Mexican Cultural Institute (2829 16th St. NW)

Washington boasts one of the finest collections of art museums in the world, but we also have a crown jewel in our landmark Mexican Cultural Institute.

Black Salt Fish Market and Restaurant

All that a great neighborhood restaurant should be: consistent, classy with a bit of edge and a fish-monger’s at the same time. I should not be sharing this secret.

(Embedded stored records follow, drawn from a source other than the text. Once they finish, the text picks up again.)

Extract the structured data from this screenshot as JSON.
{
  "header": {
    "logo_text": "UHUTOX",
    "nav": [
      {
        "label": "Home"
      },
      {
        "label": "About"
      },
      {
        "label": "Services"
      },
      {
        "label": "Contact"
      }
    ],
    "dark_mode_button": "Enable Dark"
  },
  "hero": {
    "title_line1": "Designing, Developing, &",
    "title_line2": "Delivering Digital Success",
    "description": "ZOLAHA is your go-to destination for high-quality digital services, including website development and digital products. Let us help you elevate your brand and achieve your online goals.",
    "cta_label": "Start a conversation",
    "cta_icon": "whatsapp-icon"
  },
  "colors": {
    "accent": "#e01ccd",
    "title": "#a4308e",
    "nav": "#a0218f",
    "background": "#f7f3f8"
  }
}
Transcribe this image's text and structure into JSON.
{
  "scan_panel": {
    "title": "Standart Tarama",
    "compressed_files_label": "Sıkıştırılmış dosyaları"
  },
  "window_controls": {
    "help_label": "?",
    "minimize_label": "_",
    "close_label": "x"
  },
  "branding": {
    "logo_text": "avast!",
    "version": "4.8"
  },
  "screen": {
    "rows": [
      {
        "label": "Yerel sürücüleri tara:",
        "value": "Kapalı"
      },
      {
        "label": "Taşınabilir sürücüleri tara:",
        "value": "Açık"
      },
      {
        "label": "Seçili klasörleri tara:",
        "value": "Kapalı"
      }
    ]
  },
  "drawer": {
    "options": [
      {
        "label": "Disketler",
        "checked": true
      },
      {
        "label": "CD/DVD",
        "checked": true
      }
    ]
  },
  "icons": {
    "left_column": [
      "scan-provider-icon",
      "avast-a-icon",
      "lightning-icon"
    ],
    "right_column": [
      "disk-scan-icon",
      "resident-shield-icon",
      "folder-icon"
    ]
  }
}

Bridges on the Potomac and Over Rock Creek Park

I enjoy the stunning architecture of the Key Bridge, Dumbarton (or “Buffalo”) Bridge, Memorial Bridge and William Howard Taft Bridge. Can you imagine the sight if the city were to light them up at night?

The Bartholdi Fountain

The Botanic Garden on the grounds of the U.S. Capitol was designed by Frédéric Auguste Bartholdi (who later created the Statue of Liberty). It is in one of the city’s best urban spaces. Great for an evening date.

The Library of Congress.

The Library of Congress is the most beautiful building in Washington, and one of the most stunning in the nation. That Reading Room!

Three questions for Arturo Sarukhan

Arturo Sarukhan

What is the most important part of your mission in Washington?
Underscoring how uniquely important Mexico and the U.S. are to each other’s prosperity, well-being and security, and that citizens on both sides of the border need to understand that they must become costakeholders of the strategic relationship we are developing.

What do you like best about living in the United States?
The sense of boundless energy and possibility and the Americans’ ability to laugh about themselves. I wish many more societies, including my own, would understand the bracing effects and social, political and philosophical underpinnings of a good roast like the Gridiron Club dinner or the Bill Mahers and Jon Stewarts of America’s public opinion landscape.

How have you been promoting Mexican art and culture here?
Aggressively and continuously, both through traditional mediums like art exhibits, film or gastronomy, and new social media platforms. As the first ambassador to tweet in Washington, I believe cultural promotion is a perfect fit for these new instruments of an interconnected world.